Essa constatação perfaz a costura para a quarta parte do livro, “Urbanização e familialismo no Brasil oitocentista”, que se concentra no que Ferraz chama de “núcleo da construção dos indivíduos urbanos”. Em um último movimento de apropriação da terminologia foucaultiana, procura se ater à invenção da conjugal família moderna na cidade brasileira oitocentista. A medicina social-higiênica busca demonstrar que no social tudo tem relação com a saúde e, ao lado do Estado, apresenta-se como reguladora da população e disciplinadora dos corpos. Insere-se como “dispositivo de sexualidade” ao se apresentar como a pedagogia apropriada para a construção do cidadão e do indivíduo moderno e liberal.
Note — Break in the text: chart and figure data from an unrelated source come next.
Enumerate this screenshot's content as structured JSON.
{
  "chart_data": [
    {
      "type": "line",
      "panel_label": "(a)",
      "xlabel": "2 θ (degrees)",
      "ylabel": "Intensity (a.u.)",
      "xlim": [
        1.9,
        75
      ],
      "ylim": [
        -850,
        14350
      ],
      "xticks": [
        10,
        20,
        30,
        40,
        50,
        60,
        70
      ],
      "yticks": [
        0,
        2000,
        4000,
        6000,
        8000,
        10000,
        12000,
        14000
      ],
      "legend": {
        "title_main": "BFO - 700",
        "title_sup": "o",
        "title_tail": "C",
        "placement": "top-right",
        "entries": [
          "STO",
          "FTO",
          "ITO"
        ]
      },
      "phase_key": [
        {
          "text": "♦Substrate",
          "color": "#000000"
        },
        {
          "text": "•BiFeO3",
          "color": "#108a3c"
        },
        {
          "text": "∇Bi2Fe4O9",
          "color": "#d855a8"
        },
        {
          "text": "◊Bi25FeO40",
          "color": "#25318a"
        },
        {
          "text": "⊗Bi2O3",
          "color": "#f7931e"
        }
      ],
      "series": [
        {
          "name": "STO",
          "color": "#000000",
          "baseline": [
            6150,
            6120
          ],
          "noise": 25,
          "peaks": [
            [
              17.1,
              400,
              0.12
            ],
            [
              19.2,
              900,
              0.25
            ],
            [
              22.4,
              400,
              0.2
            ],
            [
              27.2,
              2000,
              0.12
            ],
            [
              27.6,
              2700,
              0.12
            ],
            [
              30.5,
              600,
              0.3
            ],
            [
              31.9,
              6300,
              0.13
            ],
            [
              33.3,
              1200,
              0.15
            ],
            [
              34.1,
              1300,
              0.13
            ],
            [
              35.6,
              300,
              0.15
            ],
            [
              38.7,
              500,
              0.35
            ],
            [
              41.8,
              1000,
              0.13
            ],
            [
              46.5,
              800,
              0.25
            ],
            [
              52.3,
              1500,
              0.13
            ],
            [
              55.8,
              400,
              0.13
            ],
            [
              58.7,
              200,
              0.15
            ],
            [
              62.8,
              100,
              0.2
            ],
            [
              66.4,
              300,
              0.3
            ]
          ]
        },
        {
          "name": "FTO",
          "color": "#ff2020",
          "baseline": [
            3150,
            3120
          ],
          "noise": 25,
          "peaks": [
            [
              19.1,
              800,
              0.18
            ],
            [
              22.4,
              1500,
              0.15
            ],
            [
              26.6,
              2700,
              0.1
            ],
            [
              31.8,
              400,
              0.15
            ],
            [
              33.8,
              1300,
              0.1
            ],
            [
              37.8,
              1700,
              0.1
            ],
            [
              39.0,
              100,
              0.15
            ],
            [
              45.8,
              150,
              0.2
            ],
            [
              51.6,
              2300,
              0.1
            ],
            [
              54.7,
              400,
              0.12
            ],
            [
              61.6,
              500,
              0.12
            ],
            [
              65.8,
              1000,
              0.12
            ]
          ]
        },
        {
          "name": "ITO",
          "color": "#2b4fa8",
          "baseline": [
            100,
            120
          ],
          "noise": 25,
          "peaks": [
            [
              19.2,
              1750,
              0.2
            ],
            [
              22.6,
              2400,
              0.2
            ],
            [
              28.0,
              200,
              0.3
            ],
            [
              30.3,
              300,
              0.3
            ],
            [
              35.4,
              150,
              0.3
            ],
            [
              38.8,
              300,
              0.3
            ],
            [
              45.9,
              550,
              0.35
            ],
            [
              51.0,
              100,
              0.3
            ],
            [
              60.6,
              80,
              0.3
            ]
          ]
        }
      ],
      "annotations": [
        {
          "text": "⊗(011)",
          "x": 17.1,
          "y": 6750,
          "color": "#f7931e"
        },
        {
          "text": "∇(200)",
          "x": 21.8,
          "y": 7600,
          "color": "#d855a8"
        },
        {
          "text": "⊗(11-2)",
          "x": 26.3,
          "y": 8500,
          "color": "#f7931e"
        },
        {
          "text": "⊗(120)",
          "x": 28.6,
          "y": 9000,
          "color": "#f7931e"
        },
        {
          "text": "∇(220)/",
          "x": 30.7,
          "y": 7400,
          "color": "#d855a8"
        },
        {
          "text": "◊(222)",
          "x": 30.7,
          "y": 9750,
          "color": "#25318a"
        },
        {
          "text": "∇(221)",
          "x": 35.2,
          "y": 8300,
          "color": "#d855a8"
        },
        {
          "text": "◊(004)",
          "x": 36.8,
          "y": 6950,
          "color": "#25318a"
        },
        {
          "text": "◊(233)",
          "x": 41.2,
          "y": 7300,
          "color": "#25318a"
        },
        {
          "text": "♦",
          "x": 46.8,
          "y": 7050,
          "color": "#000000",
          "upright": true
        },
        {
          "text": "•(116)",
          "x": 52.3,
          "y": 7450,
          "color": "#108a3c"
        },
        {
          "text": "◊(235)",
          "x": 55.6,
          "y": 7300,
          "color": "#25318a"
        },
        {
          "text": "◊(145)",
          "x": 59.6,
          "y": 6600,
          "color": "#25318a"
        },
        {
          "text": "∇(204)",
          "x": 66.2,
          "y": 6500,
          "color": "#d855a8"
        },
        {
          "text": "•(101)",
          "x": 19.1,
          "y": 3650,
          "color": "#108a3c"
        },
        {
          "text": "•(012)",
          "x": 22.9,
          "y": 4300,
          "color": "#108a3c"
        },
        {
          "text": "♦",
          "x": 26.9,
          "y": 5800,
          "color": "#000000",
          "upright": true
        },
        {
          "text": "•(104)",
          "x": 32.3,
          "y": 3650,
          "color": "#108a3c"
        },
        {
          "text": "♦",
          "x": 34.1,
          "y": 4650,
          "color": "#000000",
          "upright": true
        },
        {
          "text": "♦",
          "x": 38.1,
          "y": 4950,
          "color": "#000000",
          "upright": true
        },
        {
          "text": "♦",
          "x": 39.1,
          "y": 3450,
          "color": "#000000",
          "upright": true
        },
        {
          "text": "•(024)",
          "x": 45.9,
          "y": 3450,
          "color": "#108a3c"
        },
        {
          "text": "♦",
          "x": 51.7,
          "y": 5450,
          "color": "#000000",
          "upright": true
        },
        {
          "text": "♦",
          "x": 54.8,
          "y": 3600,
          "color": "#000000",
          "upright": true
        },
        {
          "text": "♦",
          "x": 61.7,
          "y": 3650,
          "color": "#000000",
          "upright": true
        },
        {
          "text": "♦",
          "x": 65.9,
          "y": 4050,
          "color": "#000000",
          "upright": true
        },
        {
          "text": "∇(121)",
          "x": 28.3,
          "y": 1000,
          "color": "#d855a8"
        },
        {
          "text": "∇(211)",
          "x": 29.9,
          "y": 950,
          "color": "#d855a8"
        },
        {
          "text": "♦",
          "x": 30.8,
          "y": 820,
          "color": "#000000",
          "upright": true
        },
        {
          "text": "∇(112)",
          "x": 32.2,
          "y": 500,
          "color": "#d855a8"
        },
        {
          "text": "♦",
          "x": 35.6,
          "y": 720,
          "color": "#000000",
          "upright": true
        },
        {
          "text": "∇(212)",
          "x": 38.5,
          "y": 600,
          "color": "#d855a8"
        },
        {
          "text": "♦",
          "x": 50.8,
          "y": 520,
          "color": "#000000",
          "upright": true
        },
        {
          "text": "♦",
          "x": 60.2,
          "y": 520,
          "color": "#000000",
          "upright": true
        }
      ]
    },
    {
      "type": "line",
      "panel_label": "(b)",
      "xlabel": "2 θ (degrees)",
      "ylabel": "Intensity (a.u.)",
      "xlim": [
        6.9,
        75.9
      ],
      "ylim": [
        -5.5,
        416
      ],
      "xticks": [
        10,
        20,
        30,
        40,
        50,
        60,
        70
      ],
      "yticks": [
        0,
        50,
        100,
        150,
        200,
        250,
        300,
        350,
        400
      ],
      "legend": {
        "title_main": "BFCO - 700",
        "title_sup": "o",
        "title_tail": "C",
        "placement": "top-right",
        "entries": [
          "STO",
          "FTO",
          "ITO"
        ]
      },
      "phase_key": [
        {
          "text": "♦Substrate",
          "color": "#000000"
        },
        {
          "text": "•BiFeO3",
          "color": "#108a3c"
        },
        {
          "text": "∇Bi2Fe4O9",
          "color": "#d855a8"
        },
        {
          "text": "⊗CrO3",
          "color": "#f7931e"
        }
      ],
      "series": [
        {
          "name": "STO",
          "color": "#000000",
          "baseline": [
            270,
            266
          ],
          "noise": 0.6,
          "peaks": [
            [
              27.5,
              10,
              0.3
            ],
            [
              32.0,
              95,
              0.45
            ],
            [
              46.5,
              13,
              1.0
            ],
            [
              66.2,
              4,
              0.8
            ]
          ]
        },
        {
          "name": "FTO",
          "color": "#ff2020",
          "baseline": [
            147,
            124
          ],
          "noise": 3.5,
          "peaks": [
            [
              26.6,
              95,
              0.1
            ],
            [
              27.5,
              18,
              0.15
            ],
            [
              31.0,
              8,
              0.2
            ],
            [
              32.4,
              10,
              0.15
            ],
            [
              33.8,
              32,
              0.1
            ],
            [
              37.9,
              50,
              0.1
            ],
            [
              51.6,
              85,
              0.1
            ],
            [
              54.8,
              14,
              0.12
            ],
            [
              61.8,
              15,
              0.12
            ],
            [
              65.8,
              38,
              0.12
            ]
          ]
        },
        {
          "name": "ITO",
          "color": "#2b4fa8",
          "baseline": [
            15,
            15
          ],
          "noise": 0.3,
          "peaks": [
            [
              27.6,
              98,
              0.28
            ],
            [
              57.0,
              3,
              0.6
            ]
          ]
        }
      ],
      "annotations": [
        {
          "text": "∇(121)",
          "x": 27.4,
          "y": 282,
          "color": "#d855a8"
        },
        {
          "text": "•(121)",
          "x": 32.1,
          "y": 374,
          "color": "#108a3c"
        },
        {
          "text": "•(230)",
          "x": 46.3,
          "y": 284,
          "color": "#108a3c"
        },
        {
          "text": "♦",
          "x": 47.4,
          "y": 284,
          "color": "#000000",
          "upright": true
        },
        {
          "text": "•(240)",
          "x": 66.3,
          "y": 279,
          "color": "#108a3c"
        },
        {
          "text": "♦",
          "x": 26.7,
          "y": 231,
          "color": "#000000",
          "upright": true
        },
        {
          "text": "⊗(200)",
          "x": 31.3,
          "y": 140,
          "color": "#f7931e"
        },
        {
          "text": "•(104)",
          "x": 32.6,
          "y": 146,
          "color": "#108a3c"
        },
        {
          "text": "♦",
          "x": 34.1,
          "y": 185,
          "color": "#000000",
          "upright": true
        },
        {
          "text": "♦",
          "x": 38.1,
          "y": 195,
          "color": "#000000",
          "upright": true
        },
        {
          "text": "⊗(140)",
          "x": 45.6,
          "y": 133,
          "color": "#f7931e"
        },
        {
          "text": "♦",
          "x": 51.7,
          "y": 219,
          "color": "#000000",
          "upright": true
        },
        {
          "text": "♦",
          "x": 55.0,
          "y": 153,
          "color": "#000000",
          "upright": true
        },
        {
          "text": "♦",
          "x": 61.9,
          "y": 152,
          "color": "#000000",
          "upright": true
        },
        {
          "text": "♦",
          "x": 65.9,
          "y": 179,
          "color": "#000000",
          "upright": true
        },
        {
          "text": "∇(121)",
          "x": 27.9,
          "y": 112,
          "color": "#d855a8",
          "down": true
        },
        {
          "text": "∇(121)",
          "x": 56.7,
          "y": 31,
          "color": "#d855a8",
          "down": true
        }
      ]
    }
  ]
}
O sexo aparece como foco de disputa política e adentra “na privacidade familiar, da qual dependia, em parte, a construção de uma nova ordem”. (Ferraz, 2021, p 107) A moradia ganha importância e os médicos são os primeiros a impor um modelo de casa à família, um modelo higienizado, medicalizado, que recai especialmente sobre as mulheres e crianças, mais sujeitos à insalubridade doméstica. Nesse contexto de construção da existência de um “cidadão perfeito, livre e trabalhador”, a incoerência da medicina se destaca ao tratar do lugar do escravo nessa nova sociedade que procura forjar: “de ‘animal’ útil ao patrimônio e à propriedade, passou a ‘animal’ nocivo à saúde.” (Ferraz, 2021, p. 114) A alcova, o celibato, o casamento, a reprodução, em suma, a passagem do jugo do pai para o poder dos médicos compõem o quadro de análise dessa última parte do valioso livro de Ferraz.
Além de uma sucinta e precisa conclusão, o livro conta ainda com um belo prefácio escrito por Margareth da Silva Pereira, e é coroado pela apresentação do renomado arquiteto Pasqualino Romano Magnavita, o que reforça ainda mais a grandeza dessa oportuna obra.